Please state your positions on environmental issues:
- Protecting Lake Sammamish, Laughing Jacobs Lake, Pine Lake and Beaver Lake.
So much of the history and future of Sammamish is built around our relationship to these incredible lakes, and we must make preserving them and the habitats they support a priority. We must maintain and protect our natural resources not only for our generation, but for generations to come. There is a great need to limit the pollution in our waterways, including the control of phosphorus inputs.
- Protecting wetlands and streams.
Our wetlands and streams are a critical part of the ecosystems that keep our lakes vibrant. We should make sure that our existing policies are effectively protecting the entire ecosystem as we allow for thoughtful growth.
- Preserving trees. Our trees and forest are also a defining aspect of our city. As science continues to prove how important access to trees and greenery are to our health and creativity, it reinforces the need to make sure our policies are clear, consistent, and effective at preserving critical forest areas while we prepare for growth. I grew up in this area, and know just how critical it is to preserve our open spaces for future generations. We need to hold ourselves and others accountable when it comes to preserving our trees.

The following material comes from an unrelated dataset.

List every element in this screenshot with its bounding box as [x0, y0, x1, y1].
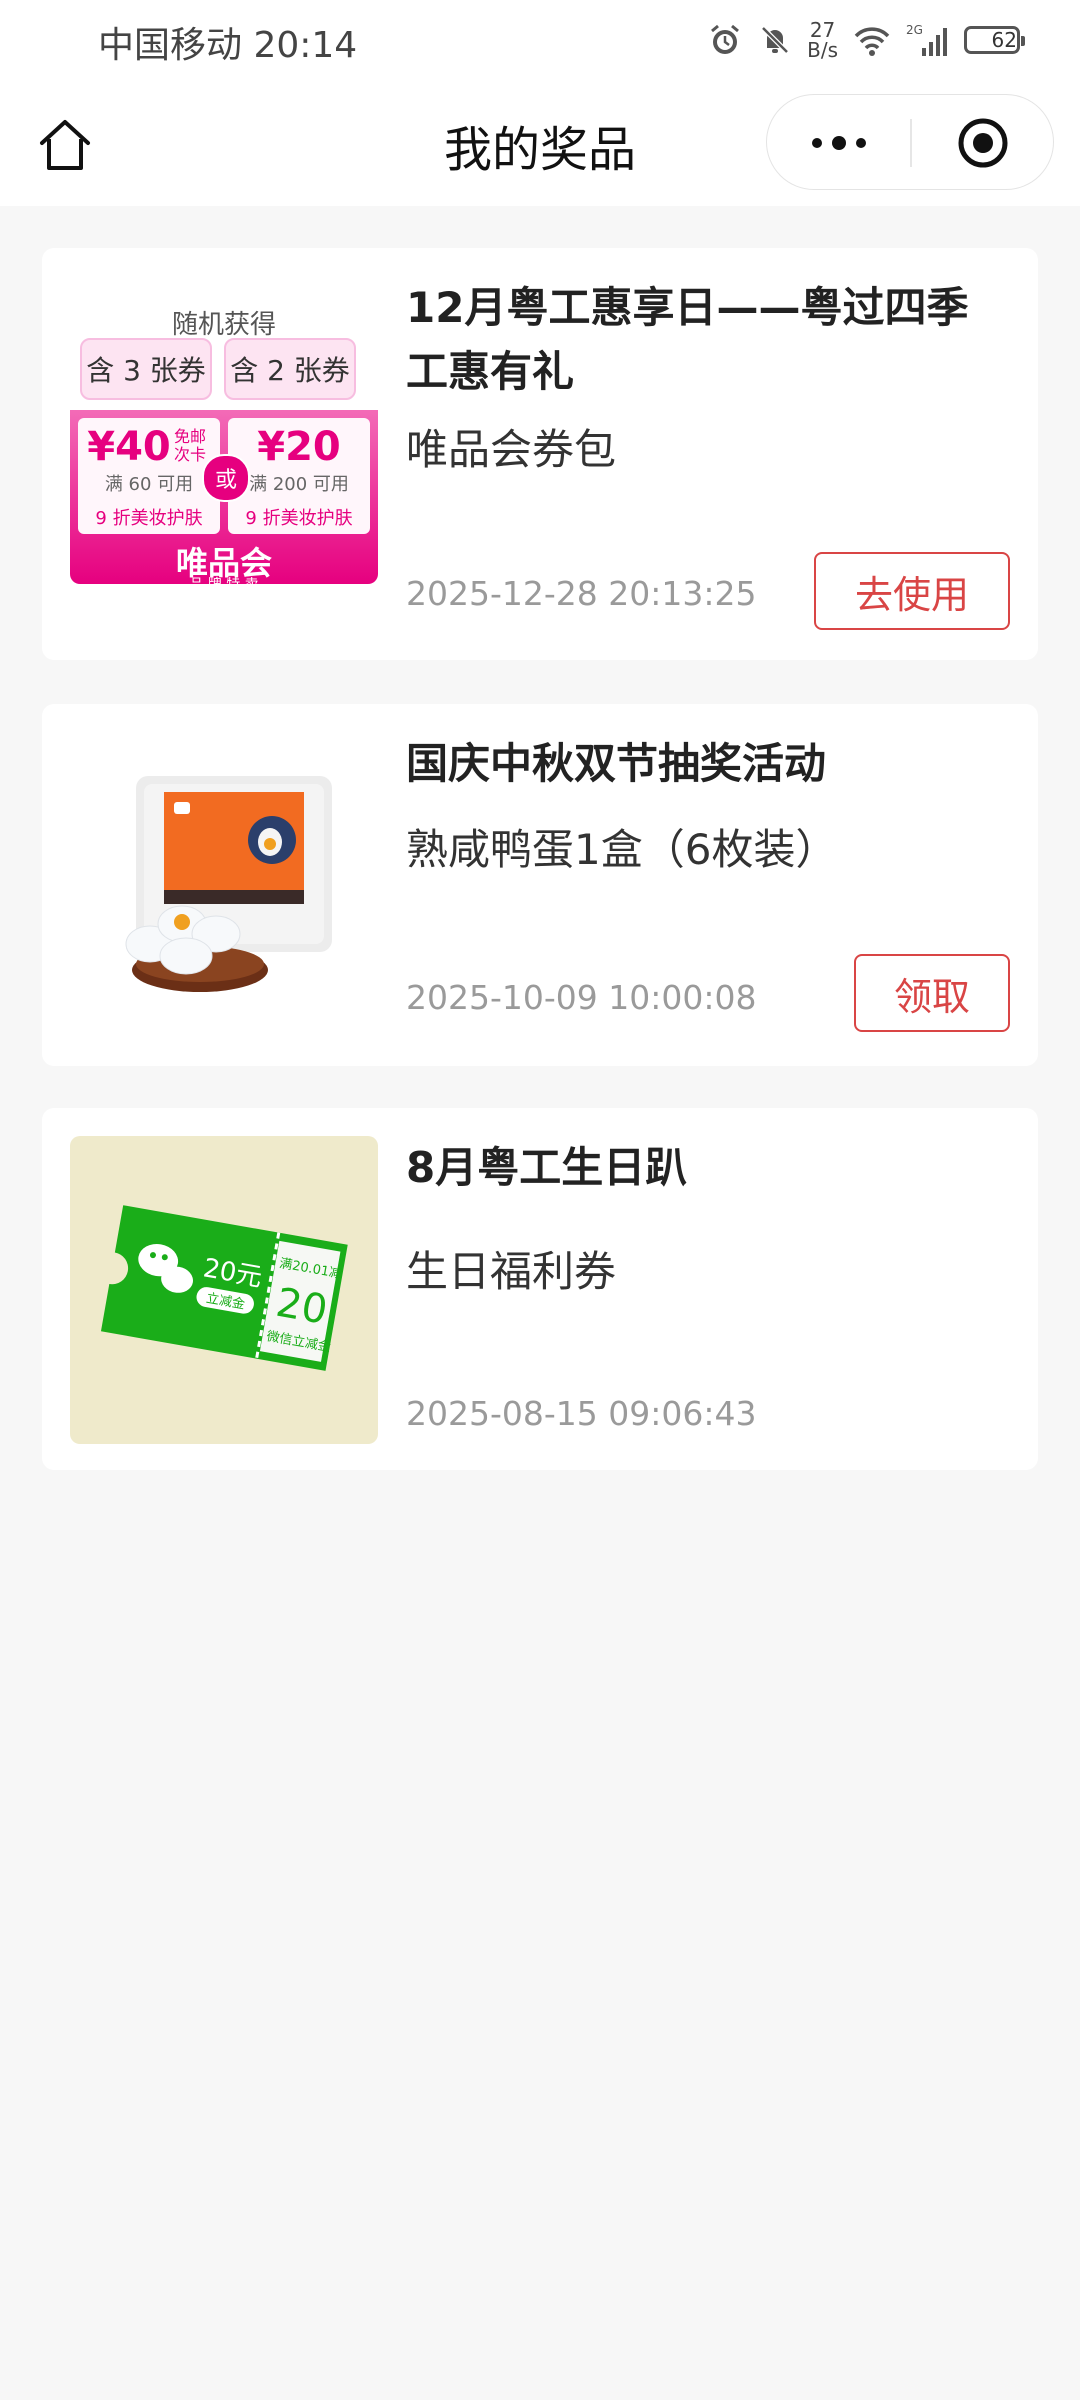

Is the City doing enough, too much or not enough?
We need a comprehensive long-term strategy for protecting what makes Sammamish so special, including our lakes, wetlands and forests. As we look toward future growth and how to manage it, we need a vision for the future of Sammamish and we should audit existing policies on wetlands, lakes, and tree protection to ensure they are clear, consistent, and effective in protecting that vision. We are at an inflection point as the entire Seattle area faces massive growth. This is a regional crisis and we can’t solve all these challenges alone, in particular we need to partner with our neighbors in Redmond and Issaquah to build for the next generation.
Any Other Issues You Wish To Address
Please briefly identify any other issues that you wish to address.
We are one of the safest cities in the State, but we need to ensure we remain that way. Between the drugs that are readily available in our schools to the car prowls and mailbox theft, we need to work together to keep our neighborhoods safe. As a mom, this is a priority for me.
We need to be proactive on critical issues that we may face or currently are facing as a city: the housing crisis, opioid drug addictions in our youth, diversity in our community, taking care of our seniors, and homelessness.